Pavel is second Czech president to attend memorial for Roma Holocaust victims

The Memorial to the Roma and Sinti Holocaust in the Czech Lands will open on the location in the first half of 2024.

ČTK

Written by ČTK Published on 14.05.2023 17:18:00 (updated on 14.05.2023) Reading time: 3 minutes

The purchase of the pig farm in Lety, situated at the site of the WWII concentration camp for the Roma, was long and undignified, President Petr Pavel told reporters after a commemorative event in Lety Sunday. The president said Czechs should admit their part in this dark chapter of history.

The event, marking the 80th anniversary of the transport of 420 imprisoned Roma to the Auschwitz Nazi extermination camp, was attended by hundreds of people, including top state representatives, who laid flowers at the memorial.

Pavel is only the second Czech president after Václav Havel, who visited the site on this occasion 28 years ago, to attend the commemorative event.

"It is right and necessary to commemorate these events as a dark chapter of history, including our own," the president said.

The need to defend freedom and human rights is the same now as in the past, he said. "It seems to me that the humankind tends to repeat its mistakes," he added, referring to the current suffering of civilian inhabitants during the Russian aggression in Ukraine.

Pavel said that the purchase of the pig farm by the Czech government had taken a long time.

"It was long and undignified. I am glad that it turned out this way, I am glad that a memorial will be created here and that it will help highlight a part of history that we should not neglect, but on the contrary, we should clearly describe it and admit our share of guilt," he said.

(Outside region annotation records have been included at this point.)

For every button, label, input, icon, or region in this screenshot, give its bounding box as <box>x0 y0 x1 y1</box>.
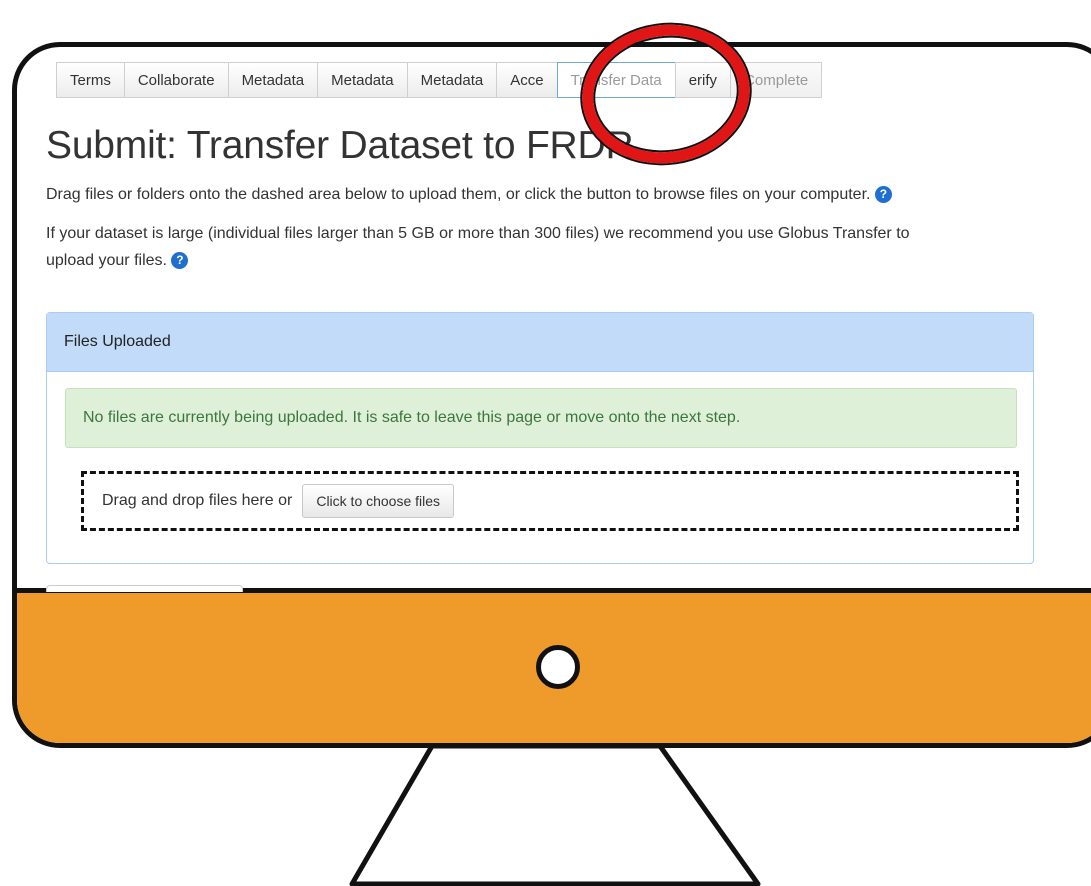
help-icon[interactable]: ? <box>874 186 892 203</box>
intro-text-content: Drag files or folders onto the dashed ar… <box>46 186 871 203</box>
files-uploaded-panel: Files Uploaded No files are currently be… <box>46 312 1034 564</box>
help-icon[interactable]: ? <box>171 252 189 269</box>
screen: Terms Collaborate Metadata Metadata Meta… <box>0 0 1091 592</box>
panel-heading: Files Uploaded <box>47 313 1033 372</box>
large-dataset-note-line1: If your dataset is large (individual fil… <box>46 225 910 242</box>
page-title: Submit: Transfer Dataset to FRDR <box>46 124 634 167</box>
tab-metadata-2[interactable]: Metadata <box>317 62 407 98</box>
file-dropzone[interactable]: Drag and drop files here or Click to cho… <box>81 471 1019 531</box>
dropzone-label: Drag and drop files here or <box>102 492 293 509</box>
intro-text: Drag files or folders onto the dashed ar… <box>46 181 892 208</box>
upload-status-alert: No files are currently being uploaded. I… <box>65 388 1017 448</box>
partially-hidden-button[interactable] <box>46 585 243 592</box>
large-dataset-note: If your dataset is large (individual fil… <box>46 220 910 274</box>
tab-metadata-1[interactable]: Metadata <box>227 62 318 98</box>
choose-files-button[interactable]: Click to choose files <box>302 484 455 518</box>
tab-metadata-3[interactable]: Metadata <box>406 62 497 98</box>
monitor-chin <box>17 588 1091 743</box>
large-dataset-note-line2: upload your files. <box>46 252 167 269</box>
power-button-icon <box>536 645 580 689</box>
tab-access[interactable]: Acce <box>496 62 557 98</box>
tab-terms[interactable]: Terms <box>56 62 124 98</box>
tab-collaborate[interactable]: Collaborate <box>123 62 228 98</box>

That is the only way to deal with it, he added. At the same time, he said he considered the building of a memorial to the Roma Holocaust a signal of a sincere effort to rectify the situation.

Senate chairman Miloš Vystrčil said the opening of the Roma Holocaust memorial next year should be an opportunity to improve relations between the majority society and the Roma.

I would be very happy if the creation of this memorial would be another impulse for a dialogue. There are still prejudices among us, which, in my opinion, stem from ignorance," Vystrčil said.

He noted that he was sorry for the words that could have hurt Roma people being voiced in the Senate. referring to senator Jana Zwyrtek Hamplová's remarks about the segregation of Roma children at school in March. Vystrčil warned that even in democratic elections such tendencies can be encouraged.

Chamber of Deputies chairwoman Markéta Pekarová Adamová recalled that the prisoners at Lety had also been mistreated by Czech gendarmes, for which an apology should be expressed. In her opinion, it is important to use the commemorative event for reflection as well.

"Even in today's society here in the Czech Republic, there are many who still think in racist terms and discriminate against others. It is the duty of the rest of us to speak up against this," she added.

She also said she believed that Roma activist Čeněk Růžička, who had helped build the memorial, would receive a state decoration in memoriam from the president.

Jana Kokyová, chairwoman of the Committee for the Compensation of the Roma Holocaust in the Czech Republic and Růžička's niece, pointed out that similar human traits that had led to the Holocaust, i.e. feeling of superiority and hatred, were the reasons for the current war in Ukraine. Even today, Roma people are facing attacks, especially hateful comments on social media, she added.

The forced labor camp in Lety was opened in 1940. A similar facility existed in Hodonín  in South Moravia. In 1942, both facilities became internment camps and in August of the same year, Roma camps were established there.

Petr Pavel / Facebook
Petr Pavel / Facebook

Until May 1943, 1,308 Roma men, women and children were interned there, 327 of whom perished in the camp and over 500 were sent to the extermination camp in Auschwitz where most of them died. According to estimates, the Nazis murdered 90 percent of Czech Roma people.

In the 1970s, a pig farm was built at the site of the Lety camp. The state purchased the farm in 2018 for CZK 450 million crowns from the Agpi company, which kept 13,000 pigs on it. The farm demolition was completed at the end of last year.

Instead, the Memorial to the Roma and Sinti Holocaust in the Czech Lands will be created there. The Roma Culture Museum plans to open it in the first half of 2024.